After a negative video, however, users tended to react negatively to the change in tempo with a rise in frustration and drop in engagement. Users also tended to be more favorable about the ad and recall more details from it after the positive video than after the negative video.
3. Shopping Can Be a Roller Coaster of Emotions
Users showed an immediate bump in excitement and engagement when they were given the task to shop online for a pair of shorts. Customer engagement tended to rise — or stay steady if already high — during the shopping experience as long as the user felt like they were making steady, uninterrupted progress.
Additionally, users had bumps in excitement during these three stages of the shopping process:
- Initiating their search for a specific product type
- Taking a first look at search results
- Successfully using filters to hone in on a favorable product
On the other hand, users became frustrated and less engaged when:
- Search results did not turn up anything interesting
- Search filters were not performing effectively
- Error notifications were encountered during the shopping experience
- Pop-up notifications appeared for external sites
When Will You Get in Touch With Customer Emotions?

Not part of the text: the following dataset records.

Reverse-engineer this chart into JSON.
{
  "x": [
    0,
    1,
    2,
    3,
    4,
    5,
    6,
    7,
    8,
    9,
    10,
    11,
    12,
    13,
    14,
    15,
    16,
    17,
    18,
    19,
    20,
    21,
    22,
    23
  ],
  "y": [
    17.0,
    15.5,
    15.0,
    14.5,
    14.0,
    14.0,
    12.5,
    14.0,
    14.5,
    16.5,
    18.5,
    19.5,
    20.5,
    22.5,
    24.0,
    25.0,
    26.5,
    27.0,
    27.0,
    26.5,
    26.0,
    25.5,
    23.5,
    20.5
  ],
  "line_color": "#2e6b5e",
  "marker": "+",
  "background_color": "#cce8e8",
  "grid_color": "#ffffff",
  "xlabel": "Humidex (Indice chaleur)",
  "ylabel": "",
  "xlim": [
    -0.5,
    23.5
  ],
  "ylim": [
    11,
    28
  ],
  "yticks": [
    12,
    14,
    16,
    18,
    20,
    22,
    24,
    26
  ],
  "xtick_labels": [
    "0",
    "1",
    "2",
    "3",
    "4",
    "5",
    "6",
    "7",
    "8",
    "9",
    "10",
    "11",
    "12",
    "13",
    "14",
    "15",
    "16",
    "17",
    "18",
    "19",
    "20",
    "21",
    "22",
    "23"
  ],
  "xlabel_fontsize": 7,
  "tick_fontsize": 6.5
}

Real talk: The inclusion of emotional testing (with EEG) can better inform your traditional usability and eye tracking studies. The data from EEG reporting provides a deeper understanding — in real time — of the customer experience without relying on self-reporting or after-task interviews.
Additional study benefits our clients have realized after studying customer emotions include:
- Better conversion rates on critical CTAs
- Reduced abandonment
- Higher comprehension
- Improved brand awareness and information recall
Ray Kowalewski is research and customer experience manager for RRD Marketing Solutions.